Por ser margeada por algumas lagoas, a comunidade Gramorezinho tem um alto potencial para o cultivo. No projeto os produtores foram cadastrados e as áreas produtivas mapeadas. Em breve deve ser iniciada a fase de capacitação técnica e gerencial dos agricultores. A transição do modelo convencional para o orgânico ocorrerá em etapas, voltando inicialmente 20% da produção para as hortas orgânicas.

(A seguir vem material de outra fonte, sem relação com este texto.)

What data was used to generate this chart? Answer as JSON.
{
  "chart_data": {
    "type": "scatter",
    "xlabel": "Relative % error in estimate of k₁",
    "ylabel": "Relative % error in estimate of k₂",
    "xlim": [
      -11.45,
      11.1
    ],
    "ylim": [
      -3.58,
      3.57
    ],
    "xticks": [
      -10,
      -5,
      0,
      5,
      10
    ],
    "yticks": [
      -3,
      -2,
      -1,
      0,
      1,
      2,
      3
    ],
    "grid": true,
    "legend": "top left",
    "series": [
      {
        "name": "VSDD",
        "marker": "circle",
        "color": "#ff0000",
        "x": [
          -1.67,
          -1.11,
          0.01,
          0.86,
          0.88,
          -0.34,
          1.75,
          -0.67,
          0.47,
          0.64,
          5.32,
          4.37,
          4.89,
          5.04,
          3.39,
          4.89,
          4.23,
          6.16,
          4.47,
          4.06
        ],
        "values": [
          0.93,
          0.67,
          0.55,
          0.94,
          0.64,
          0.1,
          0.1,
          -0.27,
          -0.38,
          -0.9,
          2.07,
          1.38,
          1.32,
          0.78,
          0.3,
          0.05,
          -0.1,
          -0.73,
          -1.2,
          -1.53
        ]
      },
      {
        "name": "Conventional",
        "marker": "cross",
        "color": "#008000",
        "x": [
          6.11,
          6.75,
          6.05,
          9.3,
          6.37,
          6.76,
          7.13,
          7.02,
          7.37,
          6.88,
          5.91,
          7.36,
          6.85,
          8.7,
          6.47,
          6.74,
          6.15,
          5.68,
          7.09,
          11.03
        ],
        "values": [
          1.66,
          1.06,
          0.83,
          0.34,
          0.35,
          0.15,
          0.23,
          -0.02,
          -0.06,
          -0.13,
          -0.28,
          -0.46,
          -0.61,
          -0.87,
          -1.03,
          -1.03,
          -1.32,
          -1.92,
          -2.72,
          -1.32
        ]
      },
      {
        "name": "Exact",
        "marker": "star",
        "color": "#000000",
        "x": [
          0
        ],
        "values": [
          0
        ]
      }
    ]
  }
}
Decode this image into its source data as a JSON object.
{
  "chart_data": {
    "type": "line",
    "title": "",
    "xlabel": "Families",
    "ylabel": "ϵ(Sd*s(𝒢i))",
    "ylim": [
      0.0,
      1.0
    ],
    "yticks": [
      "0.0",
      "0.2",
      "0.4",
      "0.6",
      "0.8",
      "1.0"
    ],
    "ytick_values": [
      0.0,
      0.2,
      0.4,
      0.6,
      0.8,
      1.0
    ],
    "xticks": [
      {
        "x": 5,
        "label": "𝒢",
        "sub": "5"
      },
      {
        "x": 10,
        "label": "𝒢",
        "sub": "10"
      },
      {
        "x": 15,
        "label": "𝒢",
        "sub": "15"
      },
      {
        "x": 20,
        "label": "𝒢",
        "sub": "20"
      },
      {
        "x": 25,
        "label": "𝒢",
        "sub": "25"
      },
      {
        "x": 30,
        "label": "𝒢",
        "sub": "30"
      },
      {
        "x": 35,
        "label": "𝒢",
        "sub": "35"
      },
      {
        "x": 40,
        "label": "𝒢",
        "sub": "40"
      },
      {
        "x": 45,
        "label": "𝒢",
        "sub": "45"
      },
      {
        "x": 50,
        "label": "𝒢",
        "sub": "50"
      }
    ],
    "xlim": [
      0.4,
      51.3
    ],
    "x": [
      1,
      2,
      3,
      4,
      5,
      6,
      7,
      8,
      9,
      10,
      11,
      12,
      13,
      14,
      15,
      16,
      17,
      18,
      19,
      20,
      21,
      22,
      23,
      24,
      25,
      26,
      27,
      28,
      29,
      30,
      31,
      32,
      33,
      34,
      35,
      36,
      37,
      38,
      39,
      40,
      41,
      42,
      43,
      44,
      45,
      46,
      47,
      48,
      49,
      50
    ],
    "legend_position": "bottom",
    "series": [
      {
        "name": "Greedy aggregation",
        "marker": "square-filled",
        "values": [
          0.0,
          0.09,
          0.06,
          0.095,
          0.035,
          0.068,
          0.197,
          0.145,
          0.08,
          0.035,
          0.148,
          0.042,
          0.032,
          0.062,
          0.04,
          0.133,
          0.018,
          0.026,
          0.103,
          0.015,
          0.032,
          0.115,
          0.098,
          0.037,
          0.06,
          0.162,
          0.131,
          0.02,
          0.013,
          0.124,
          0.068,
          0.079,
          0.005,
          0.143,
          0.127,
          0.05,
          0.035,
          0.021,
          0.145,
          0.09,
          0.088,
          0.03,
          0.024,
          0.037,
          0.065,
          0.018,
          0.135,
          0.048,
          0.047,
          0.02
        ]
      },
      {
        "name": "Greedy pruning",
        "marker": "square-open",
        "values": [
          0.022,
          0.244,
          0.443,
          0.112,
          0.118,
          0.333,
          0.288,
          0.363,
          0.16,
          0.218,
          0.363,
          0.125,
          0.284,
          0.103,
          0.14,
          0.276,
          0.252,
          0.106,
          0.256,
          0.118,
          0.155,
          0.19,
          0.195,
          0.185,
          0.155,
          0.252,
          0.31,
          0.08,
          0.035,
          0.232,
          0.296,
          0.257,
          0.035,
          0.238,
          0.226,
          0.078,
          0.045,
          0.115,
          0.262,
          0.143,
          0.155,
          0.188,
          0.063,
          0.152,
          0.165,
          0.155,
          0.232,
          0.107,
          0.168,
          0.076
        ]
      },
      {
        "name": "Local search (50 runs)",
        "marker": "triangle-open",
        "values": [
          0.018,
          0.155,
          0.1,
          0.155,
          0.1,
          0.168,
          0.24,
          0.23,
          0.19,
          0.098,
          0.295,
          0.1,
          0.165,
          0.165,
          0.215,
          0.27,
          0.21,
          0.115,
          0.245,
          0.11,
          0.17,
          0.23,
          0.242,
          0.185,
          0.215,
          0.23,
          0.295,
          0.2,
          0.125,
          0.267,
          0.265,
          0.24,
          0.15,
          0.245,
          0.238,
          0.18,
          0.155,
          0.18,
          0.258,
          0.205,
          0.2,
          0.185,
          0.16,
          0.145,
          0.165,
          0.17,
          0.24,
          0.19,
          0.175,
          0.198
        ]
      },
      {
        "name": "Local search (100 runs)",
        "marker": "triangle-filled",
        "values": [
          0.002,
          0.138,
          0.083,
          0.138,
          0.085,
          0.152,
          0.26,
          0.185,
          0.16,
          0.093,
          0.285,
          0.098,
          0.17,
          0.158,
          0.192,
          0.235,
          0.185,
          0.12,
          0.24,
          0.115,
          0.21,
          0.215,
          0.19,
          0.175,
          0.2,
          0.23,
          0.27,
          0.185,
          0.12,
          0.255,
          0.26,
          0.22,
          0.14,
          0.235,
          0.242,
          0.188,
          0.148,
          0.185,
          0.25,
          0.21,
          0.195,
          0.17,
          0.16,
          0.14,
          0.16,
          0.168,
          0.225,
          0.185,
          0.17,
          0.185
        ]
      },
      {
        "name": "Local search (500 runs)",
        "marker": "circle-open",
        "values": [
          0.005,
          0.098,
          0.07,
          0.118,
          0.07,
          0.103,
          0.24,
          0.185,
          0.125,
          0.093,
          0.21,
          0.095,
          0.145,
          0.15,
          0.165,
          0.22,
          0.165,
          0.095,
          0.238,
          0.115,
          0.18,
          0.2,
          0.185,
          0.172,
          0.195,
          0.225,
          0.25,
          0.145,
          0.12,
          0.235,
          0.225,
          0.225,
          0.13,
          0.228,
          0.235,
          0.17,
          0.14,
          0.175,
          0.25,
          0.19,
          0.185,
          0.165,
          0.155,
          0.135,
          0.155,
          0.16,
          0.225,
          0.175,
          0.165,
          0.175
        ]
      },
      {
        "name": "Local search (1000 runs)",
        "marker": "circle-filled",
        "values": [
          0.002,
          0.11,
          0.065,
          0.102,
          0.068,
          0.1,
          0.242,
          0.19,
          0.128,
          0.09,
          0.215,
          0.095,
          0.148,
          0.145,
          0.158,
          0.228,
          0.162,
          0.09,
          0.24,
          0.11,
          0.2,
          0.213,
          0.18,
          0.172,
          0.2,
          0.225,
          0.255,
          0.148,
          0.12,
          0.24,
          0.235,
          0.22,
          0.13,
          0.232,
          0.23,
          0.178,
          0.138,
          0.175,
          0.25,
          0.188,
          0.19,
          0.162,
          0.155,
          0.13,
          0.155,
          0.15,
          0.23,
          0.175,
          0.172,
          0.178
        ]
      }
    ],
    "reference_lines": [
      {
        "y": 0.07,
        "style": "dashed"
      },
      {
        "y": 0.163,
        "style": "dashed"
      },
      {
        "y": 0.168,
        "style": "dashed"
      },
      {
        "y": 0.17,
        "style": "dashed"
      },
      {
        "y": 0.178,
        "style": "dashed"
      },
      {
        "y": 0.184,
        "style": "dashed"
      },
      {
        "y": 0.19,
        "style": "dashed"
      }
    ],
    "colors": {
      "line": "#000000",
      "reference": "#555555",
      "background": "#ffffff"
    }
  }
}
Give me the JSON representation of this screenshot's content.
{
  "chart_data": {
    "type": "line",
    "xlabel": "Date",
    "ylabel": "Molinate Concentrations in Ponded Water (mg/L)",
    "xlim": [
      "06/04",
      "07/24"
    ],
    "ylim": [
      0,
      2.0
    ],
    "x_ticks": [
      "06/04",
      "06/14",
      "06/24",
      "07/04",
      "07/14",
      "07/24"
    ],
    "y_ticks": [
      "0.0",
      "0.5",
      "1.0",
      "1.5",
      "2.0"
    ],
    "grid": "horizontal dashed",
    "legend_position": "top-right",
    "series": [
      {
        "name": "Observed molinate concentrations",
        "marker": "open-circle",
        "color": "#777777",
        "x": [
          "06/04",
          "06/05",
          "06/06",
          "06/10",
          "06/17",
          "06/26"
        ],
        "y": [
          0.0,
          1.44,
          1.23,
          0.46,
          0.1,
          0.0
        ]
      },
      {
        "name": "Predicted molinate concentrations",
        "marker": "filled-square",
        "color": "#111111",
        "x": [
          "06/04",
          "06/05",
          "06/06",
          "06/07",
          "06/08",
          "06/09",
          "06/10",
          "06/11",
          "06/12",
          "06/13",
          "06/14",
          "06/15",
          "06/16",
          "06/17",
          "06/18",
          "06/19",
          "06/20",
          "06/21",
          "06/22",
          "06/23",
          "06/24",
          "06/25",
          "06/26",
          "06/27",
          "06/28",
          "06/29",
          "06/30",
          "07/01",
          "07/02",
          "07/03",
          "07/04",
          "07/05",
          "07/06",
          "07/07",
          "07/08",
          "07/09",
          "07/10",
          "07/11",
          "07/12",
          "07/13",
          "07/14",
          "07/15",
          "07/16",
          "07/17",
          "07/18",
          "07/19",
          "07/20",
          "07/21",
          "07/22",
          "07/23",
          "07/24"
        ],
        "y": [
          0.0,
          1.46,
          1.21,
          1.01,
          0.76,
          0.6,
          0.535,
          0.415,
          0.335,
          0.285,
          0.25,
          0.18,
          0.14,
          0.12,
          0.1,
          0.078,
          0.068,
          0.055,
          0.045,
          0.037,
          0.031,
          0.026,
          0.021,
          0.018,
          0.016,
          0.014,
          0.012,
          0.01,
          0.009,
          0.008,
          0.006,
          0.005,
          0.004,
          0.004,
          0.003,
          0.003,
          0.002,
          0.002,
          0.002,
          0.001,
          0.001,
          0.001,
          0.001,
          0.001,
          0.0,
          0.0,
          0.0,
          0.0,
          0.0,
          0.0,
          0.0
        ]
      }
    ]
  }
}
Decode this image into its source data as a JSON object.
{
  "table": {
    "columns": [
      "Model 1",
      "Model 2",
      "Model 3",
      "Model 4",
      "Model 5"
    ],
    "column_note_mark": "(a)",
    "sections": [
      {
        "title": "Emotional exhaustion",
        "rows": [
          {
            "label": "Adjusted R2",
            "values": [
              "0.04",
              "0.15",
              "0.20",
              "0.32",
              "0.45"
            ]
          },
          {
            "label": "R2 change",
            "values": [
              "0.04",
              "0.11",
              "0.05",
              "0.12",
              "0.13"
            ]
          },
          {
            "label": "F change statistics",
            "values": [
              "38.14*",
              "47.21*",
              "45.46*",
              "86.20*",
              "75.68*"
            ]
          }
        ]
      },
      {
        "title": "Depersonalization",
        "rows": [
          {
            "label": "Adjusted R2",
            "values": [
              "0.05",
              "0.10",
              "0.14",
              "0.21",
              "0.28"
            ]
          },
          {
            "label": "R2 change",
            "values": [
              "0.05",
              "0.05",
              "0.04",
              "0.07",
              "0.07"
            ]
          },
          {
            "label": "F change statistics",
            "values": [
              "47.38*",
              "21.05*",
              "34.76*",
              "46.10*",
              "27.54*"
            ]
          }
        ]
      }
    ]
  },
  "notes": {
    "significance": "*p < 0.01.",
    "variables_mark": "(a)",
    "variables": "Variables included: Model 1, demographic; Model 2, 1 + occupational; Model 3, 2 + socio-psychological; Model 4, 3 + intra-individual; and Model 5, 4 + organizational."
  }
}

Arroz vermelho No último dia 7 de junho a certificação orgânica chegou ao setor de fruticultura. Um grupo de pequenos produtores de goiaba e acerola da comunidade Frutuoso, no município de Serra Negra do Norte, na região Seridó, leva o selo do IBD em seus produtos. A fruticultura orgânica veio em um projeto desenvolvido pelo Sebrae para substituir o cultivo do feijão verde no vale do rio Espinhara, em Serra Negra do Norte. Foram contempladas dez famílias, que receberam consultoria tecnológica para implantação de práticas de manejo orgânico.
O engenheiro agrônomo e consultor técnico da Cooperativa de Serviços Técnicos do Agronegócio (Coopagro), José Flávio Brito, conta que foi identificado um uso indiscriminado de agrotóxico na região. Com orientação, os produtores adquiriram uma nova mentalidade, e em 2010 foi dado entrada no processo de certificação do IBD, com o selo sendo adquirido no fim do ano passado.
Do Vale do Apodi vem outro grupo de produtores certificados. Agricultores do assentamento Lagoa do Saco, na zona rural de Felipe Guerra, enxergam um futuro promissor com o cultivo de arroz vermelho orgânico. As elevadas qualidade e produtividade das variedades de arroz (MNA 901 e MNA 902) plantadas, além da perda reduzida, são alguns dos benefícios encontrados na região.
De acordo com dados do projeto, as novas variedades apresentam perda média de apenas 30%, enquanto as demais variedades cultivadas originam perda superior a 40%.